[RFC PATCH] x86: optimize IRET returns to kernel

public inbox for linux-kernel@vger.kernel.org
 help / color / mirror / Atom feed

* [RFC PATCH] x86: optimize IRET returns to kernel
@ 2015-03-31 12:46 Denys Vlasenko
  2015-03-31 13:49 ` Steven Rostedt
  2015-03-31 13:54 ` Andy Lutomirski
  0 siblings, 2 replies; 5+ messages in thread
From: Denys Vlasenko @ 2015-03-31 12:46 UTC (permalink / raw)
  To: Andy Lutomirski
  Cc: Denys Vlasenko, Linus Torvalds, Steven Rostedt, Ingo Molnar,
	Borislav Petkov, H. Peter Anvin, Oleg Nesterov,
	Frederic Weisbecker, Alexei Starovoitov, Will Drewry, Kees Cook,
	x86, linux-kernel

This is not proposed to be merged yet.

Andy, this patch is in spirit of your crazy ideas of repurposing
instructions for the roles they weren't intended for :)
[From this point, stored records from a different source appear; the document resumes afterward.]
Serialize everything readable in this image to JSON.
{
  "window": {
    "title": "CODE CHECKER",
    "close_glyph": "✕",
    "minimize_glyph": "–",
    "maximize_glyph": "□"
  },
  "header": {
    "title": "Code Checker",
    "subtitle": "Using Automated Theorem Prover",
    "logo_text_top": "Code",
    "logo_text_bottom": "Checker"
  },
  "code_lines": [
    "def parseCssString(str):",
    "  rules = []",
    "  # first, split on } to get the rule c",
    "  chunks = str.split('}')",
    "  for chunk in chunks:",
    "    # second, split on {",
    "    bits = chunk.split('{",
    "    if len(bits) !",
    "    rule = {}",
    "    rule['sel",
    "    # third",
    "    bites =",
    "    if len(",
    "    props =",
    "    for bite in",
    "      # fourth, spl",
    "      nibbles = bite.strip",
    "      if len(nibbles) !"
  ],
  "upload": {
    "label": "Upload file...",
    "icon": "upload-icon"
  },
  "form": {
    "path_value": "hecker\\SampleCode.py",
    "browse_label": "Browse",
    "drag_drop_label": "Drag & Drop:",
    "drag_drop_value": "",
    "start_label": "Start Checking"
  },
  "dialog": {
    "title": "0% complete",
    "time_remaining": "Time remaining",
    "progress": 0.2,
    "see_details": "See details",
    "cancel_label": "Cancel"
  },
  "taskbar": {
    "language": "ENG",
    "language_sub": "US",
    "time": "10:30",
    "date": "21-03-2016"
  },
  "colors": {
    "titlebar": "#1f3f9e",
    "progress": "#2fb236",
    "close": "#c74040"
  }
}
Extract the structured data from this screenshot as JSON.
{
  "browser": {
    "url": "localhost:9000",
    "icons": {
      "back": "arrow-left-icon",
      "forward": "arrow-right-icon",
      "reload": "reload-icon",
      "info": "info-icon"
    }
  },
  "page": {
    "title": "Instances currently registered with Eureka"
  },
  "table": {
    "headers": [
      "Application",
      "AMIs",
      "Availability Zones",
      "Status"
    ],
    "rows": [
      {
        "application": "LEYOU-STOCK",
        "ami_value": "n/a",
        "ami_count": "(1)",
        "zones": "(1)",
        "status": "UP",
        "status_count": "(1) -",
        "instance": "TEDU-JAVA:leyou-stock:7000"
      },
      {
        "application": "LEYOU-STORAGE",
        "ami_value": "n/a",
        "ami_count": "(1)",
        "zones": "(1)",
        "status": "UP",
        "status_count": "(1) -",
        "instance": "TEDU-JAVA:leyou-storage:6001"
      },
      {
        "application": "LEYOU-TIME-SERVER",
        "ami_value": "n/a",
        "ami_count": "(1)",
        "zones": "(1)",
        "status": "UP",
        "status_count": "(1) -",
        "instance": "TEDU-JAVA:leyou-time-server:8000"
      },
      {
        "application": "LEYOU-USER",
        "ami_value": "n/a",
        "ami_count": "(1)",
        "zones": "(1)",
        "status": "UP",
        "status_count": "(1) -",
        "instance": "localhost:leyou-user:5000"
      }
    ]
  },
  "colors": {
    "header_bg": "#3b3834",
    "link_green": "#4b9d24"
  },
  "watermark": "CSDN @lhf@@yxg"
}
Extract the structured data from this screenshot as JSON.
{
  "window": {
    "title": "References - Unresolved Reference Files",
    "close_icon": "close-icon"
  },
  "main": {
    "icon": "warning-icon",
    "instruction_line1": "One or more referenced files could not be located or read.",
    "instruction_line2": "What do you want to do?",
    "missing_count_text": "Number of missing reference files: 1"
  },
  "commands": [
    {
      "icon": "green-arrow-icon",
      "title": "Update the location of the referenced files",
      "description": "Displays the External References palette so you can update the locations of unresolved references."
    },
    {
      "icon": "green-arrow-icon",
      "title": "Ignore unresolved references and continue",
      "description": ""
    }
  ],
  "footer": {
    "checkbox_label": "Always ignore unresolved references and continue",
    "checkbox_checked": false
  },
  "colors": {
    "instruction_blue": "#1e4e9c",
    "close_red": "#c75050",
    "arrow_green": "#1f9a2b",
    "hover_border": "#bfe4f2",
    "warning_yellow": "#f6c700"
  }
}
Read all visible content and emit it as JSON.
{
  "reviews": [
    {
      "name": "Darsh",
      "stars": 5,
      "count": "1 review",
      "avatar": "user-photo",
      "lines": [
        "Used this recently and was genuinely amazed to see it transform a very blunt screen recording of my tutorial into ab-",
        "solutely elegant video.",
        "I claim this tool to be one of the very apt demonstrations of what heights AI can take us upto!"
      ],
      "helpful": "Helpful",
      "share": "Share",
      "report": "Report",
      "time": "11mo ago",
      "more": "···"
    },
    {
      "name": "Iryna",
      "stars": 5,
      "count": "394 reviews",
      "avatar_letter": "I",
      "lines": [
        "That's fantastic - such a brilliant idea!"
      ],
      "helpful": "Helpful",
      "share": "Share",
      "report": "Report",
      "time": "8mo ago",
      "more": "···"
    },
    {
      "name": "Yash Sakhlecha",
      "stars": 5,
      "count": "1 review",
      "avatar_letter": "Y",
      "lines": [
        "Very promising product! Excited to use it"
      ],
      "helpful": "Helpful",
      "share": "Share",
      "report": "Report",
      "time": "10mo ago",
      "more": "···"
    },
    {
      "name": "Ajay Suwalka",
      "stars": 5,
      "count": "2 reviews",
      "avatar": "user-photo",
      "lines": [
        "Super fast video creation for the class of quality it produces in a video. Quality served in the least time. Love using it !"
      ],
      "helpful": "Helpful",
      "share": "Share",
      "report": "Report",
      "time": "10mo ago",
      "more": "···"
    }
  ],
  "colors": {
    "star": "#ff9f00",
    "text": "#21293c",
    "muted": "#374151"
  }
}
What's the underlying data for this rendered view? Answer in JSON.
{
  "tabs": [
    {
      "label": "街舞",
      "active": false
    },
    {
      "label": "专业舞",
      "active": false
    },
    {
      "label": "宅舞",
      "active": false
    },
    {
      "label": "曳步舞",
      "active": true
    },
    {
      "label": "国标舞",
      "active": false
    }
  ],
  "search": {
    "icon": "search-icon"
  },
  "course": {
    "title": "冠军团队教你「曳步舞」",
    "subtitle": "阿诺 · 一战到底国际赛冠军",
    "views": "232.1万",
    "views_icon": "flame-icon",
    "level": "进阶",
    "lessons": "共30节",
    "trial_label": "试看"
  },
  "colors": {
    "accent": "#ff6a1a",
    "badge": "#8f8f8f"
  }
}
Recently I measured IRET timings and was newly "impressed"
how slow it is. 200+ cycles. So I started thinking...

When we return from interrupt/exception *to kernel*,
most of IRET's doings are not necessary. CS and SS
do not need changing. And in many (most?) cases
saved RSP points right at the top of pt_regs,
or (top of pt_regs+8).

In which case we can (ab)use POPF and RET!

Please see the patch.

It has an ifdefed out code which shows that if we could be sure
we aren't on IST stack, the check for stack alignment can be much simpler.
Since this patch is an RFC, I did not remove this bit
as an illustration of some alternatives / future ideas.

I did not measure this, but it must be a win. A big one.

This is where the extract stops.